The typical day is the same as a rotary-wing squadron in terms of collateral duties and such. The biggest difference is that for a training hop you might end up going a lot farther than in a helo.
Right now your duty stations are MCAS New River in Jacksonville, NC and MCAS Miramar in San Diego. That's it. I'll leave it to others to give the relative merits of each.
Right now, the V-22 community is like a roach motel--you check in, but don't check out. That's because there still aren't enough qualified pilots to fill all the required V-22 billets. Only a few senior field-grade have escaped. A few have gotten parole to EWS or C&S. Everyone else recycles into another fleet squadron, the FRS, group, or VMX. This should start to change over the next year or two. By the time you'd have to worry about it V-22 guys will take most of the same B-billets as other rotary-wing communities.
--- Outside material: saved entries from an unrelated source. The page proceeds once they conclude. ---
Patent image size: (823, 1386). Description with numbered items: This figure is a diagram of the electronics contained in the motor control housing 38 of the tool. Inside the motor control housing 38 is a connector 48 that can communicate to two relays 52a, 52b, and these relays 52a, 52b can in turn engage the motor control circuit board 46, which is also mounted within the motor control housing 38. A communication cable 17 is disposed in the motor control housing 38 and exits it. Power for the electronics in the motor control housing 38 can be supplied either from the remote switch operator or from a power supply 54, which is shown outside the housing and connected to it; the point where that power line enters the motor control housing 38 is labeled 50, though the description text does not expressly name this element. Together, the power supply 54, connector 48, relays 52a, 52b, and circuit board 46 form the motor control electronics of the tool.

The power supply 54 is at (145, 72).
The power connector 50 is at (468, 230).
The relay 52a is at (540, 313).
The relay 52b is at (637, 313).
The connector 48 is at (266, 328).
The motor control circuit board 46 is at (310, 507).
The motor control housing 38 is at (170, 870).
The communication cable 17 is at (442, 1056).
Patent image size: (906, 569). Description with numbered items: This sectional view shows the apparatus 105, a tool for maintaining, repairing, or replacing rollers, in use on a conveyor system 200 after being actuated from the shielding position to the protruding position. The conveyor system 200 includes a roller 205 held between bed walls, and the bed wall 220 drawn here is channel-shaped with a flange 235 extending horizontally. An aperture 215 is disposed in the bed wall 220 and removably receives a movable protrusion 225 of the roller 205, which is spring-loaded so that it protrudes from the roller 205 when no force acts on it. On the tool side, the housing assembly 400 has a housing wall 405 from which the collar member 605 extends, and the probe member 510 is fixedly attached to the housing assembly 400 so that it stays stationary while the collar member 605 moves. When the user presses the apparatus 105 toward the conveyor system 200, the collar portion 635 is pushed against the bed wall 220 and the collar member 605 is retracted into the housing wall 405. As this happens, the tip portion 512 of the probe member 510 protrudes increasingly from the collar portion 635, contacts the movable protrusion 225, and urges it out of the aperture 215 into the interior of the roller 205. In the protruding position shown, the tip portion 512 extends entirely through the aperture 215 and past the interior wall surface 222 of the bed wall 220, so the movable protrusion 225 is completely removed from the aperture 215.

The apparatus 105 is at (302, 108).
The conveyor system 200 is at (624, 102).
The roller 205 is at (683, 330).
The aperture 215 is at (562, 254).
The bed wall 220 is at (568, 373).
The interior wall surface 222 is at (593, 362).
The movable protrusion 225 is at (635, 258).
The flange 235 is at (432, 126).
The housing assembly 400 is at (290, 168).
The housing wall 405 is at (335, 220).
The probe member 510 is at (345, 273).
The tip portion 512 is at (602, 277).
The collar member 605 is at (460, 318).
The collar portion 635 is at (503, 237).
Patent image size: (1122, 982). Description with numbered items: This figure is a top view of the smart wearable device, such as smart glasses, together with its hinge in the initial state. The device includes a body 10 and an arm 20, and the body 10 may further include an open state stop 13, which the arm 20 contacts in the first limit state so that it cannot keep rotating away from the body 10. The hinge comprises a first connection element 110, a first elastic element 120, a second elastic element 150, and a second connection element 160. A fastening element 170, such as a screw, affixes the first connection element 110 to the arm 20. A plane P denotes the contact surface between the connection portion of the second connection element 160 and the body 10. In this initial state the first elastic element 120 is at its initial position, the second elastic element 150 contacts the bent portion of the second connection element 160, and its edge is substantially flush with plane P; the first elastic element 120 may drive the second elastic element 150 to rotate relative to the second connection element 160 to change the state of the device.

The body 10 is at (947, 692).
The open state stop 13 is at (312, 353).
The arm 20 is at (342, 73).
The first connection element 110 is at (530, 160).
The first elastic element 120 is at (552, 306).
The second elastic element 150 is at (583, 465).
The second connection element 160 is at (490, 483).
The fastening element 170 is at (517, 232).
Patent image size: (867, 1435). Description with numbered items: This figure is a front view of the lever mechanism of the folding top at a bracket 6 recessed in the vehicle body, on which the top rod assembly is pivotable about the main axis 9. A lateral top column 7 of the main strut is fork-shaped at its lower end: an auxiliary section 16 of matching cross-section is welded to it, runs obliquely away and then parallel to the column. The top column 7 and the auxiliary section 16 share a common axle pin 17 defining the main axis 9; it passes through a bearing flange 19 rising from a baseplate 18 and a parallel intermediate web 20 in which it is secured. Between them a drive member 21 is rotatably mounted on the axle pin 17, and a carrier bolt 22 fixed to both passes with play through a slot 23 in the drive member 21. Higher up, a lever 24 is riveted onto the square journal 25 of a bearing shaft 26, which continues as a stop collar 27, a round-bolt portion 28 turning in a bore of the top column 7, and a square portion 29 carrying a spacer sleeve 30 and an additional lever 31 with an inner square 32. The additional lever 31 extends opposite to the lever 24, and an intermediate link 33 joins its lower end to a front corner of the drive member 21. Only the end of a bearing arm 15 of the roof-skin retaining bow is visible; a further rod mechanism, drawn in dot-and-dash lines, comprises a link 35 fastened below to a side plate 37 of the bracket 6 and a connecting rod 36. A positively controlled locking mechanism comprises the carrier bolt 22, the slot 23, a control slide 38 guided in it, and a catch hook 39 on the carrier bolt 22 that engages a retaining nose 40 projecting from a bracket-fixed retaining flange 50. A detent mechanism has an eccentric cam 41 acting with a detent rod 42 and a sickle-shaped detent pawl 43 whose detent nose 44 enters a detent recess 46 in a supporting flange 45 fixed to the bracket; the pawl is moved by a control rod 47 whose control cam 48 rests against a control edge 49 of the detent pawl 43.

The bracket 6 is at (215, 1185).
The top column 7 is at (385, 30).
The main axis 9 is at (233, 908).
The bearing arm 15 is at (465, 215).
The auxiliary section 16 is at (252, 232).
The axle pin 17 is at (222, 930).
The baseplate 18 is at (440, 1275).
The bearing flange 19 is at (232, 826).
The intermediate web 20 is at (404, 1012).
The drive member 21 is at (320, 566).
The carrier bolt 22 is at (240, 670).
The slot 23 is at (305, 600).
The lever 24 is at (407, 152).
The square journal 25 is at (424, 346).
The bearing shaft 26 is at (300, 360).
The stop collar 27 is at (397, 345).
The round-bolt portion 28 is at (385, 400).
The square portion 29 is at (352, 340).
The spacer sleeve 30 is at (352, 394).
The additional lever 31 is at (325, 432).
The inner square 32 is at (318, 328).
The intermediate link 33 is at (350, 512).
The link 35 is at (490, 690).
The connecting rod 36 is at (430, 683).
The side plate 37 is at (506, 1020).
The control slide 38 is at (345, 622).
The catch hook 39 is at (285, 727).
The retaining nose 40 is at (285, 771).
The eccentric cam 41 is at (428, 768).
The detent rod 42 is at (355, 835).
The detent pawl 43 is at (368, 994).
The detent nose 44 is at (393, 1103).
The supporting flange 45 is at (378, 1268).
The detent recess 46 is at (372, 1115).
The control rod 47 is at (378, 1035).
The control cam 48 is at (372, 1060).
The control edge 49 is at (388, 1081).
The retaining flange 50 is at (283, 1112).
As far as the outside, I'll let you know when I get there. Very few V-22 pilots have gotten out yet, so it's hard to say. V-22 time is "powered lift," but you will have commercial airplane and helo certificates, if you choose to get them. It's up to employers how they want to characterize the time. I'd suspect that smaller companies might understand the value of V-22 time once one interviews, but bigger companies, with more rigid policies and hundreds of applicants, might be less willing to consider it.